Leyse received a prerecorded telemarketing call from a radio station. He sued, alleging violation of the Telephone Consumer Protection Act of 1991, 105 Stat. 2394, which prohibits certain prerecorded telemarketing calls. The district court dismissed, finding that the Federal Communications Commission had issued regulations exempting the type of call at issue from the TCPA’s prohibitions; that the FCC was authorized by Congress to do so; that the court should defer to the resulting regulation; and that the regulation passed muster under Chevron. The Sixth Circuit affirmed, holding that “Chevron deference” applies to the regulation and that the regulation is valid under Chevron.
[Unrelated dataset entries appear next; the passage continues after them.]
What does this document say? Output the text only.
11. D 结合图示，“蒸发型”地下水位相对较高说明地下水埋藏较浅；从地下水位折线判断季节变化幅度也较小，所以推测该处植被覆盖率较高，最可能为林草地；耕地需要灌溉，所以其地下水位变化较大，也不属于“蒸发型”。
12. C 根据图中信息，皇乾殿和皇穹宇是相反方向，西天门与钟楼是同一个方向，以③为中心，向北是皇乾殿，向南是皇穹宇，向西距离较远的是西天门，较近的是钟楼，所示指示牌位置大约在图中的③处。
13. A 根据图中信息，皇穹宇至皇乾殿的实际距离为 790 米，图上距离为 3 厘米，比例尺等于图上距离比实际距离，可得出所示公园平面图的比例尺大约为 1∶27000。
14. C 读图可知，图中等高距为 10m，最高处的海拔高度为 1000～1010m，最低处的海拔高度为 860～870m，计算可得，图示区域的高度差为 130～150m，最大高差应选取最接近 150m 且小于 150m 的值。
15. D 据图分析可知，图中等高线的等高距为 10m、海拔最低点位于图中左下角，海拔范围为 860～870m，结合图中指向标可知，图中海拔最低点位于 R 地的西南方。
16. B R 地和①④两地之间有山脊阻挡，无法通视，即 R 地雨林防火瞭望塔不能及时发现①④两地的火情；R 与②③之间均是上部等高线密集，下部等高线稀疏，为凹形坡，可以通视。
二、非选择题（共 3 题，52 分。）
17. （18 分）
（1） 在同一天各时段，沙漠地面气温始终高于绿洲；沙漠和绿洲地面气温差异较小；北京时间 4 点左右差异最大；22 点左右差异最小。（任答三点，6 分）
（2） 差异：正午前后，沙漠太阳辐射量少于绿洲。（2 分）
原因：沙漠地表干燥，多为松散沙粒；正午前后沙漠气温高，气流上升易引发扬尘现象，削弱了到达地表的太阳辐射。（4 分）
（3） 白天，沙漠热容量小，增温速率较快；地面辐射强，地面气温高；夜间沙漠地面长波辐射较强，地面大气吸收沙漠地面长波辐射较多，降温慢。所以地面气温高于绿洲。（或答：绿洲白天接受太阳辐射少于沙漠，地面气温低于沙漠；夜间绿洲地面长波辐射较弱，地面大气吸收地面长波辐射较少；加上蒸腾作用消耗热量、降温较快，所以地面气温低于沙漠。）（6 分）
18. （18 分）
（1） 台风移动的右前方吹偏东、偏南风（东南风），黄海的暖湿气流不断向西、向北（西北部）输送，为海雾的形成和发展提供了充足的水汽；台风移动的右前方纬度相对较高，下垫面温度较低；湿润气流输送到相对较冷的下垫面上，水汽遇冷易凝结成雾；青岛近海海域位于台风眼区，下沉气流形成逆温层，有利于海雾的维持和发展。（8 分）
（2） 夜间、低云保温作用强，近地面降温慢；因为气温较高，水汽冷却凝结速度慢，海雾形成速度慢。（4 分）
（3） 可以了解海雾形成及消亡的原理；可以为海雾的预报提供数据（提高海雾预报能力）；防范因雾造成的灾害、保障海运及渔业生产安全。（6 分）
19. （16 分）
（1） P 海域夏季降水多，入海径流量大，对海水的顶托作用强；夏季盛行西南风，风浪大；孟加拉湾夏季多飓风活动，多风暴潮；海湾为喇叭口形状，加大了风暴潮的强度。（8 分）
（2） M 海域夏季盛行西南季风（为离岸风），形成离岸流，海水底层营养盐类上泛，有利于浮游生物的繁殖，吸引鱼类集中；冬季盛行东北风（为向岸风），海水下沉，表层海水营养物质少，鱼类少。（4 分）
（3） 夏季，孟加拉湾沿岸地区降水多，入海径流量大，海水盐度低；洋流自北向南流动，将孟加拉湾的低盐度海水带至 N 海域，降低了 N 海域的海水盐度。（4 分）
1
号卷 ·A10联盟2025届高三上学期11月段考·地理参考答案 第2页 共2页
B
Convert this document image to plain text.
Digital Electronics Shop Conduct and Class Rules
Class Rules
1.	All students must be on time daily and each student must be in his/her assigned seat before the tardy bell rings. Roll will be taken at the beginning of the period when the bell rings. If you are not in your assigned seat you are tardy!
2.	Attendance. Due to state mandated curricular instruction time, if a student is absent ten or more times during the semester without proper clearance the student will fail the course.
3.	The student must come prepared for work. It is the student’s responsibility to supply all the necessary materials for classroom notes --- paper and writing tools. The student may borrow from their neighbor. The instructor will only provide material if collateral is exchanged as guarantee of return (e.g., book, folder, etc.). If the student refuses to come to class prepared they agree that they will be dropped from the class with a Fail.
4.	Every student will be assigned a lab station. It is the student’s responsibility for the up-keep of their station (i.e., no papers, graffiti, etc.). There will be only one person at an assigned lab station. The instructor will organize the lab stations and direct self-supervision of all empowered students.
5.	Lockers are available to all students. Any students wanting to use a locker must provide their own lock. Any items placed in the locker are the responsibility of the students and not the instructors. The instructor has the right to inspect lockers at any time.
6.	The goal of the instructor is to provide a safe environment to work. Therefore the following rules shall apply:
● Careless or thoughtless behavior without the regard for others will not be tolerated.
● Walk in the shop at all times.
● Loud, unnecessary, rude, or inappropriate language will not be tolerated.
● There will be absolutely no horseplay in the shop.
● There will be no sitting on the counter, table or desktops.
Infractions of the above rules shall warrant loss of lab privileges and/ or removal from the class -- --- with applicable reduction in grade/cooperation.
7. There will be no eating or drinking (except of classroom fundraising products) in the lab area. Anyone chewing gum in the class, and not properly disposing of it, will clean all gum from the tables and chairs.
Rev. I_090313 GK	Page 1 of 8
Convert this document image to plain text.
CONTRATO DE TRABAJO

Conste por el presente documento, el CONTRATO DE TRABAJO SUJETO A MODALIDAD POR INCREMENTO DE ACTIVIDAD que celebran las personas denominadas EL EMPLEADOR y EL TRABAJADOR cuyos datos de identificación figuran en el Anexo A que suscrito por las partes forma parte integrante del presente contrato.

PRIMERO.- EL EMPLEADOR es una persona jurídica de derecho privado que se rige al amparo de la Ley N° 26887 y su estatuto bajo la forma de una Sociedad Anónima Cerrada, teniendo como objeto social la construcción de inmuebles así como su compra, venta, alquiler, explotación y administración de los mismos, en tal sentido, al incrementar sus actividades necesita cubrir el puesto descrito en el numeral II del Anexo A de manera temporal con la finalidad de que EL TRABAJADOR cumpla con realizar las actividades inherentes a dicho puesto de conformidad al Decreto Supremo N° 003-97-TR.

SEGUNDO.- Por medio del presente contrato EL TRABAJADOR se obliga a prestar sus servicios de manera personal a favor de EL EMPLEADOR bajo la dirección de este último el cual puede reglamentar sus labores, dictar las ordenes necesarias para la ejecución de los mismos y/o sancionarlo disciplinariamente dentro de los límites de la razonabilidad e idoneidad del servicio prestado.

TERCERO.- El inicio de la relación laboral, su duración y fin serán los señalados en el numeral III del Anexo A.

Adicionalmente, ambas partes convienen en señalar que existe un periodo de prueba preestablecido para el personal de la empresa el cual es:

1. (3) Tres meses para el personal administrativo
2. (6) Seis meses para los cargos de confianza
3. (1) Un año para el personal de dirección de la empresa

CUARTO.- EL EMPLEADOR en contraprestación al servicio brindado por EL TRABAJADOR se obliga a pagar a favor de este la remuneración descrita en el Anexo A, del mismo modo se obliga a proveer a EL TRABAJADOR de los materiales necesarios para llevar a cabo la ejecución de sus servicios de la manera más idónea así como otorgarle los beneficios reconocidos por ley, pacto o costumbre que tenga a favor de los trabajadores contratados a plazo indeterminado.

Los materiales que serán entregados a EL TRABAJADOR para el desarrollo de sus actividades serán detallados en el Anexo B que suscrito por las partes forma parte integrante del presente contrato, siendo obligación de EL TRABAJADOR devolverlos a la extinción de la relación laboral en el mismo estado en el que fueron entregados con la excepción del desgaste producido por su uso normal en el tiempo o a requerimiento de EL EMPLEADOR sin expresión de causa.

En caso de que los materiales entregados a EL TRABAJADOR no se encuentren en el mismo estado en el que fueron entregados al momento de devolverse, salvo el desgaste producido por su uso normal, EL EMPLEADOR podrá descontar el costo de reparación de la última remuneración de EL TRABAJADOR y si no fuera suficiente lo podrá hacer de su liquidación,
The court rejected an argument that it lacked jurisdiction under the Hobbs Act. View "Leyse v. Clear Channel Broad. Inc." on Justia Law
United States v. Stevens
An FCC investigation concluded that Jerry and Deborah Stevens operated an unlicensed FM radio station from their Austin, Texas residence in violation of section 301 of the Communications Act of 1934. The FCC issued a forfeiture order in the amount of $10,000. Thereafter, the government brought an action to enforce the forfeiture in district court pursuant to 47 U.S.C. 504(a). The Stevenses moved to dismiss the enforcement action, arguing that the FCC lacked jurisdiction to regulate intrastate broadcasts and that section 301 did not apply to radio broadcasts. The district court denied the motion, determining it did not have jurisdiction to consider legal challenges to the validity of an FCC forfeiture order in a section 504(a) enforcement action. The Fifth Circuit Court of Appeals affirmed, holding that the district court correctly determined it lacked jurisdiction to consider the Stevenses' legal defenses in the government's action to enforce the forfeiture order, as the Stevens failed to raise legal challenges to the validity of the order in a timely petition for review in the appropriate court of appeals. View "United States v. Stevens" on Justia Law
Alltel v. SCDOR
The issue before the Supreme Court in this case was whether the Alltel Entities (collectively Petitioners Alltel Communications, Inc. and its regional subsidiaries), were included in the definition of "telephone company" for the purpose of increased license fees in S.C. Code Ann. section 1220-100 (2000). Pursuant to cross motions for summary judgment, the Administrative Law Court (ALC) granted summary judgment in favor of Petitioners, finding that they were not telephone companies for purposes of section 12-20-100. Alternatively, the ALC found that if the statute were ambiguous, Petitioners would prevail under the rule that an ambiguity in a taxing statute must be construed in favor of the taxpayer. Though the court of appeals recognized that the application of section 12-20-100 to Petitioners was not "absolutely clear," it reversed the grant of summary judgment and remanded the matter to the ALC for additional fact finding. Upon review, the Supreme Court reversed the court of appeals and reinstated the ALC's grant of summary judgment in favor of Petitioners. The term "telephone company" was not a defined term and its application to Petitioners was "doubtful." The presence of an ambiguity in a tax assessment statute requires that a court resolve that doubt in favor of the taxpayer.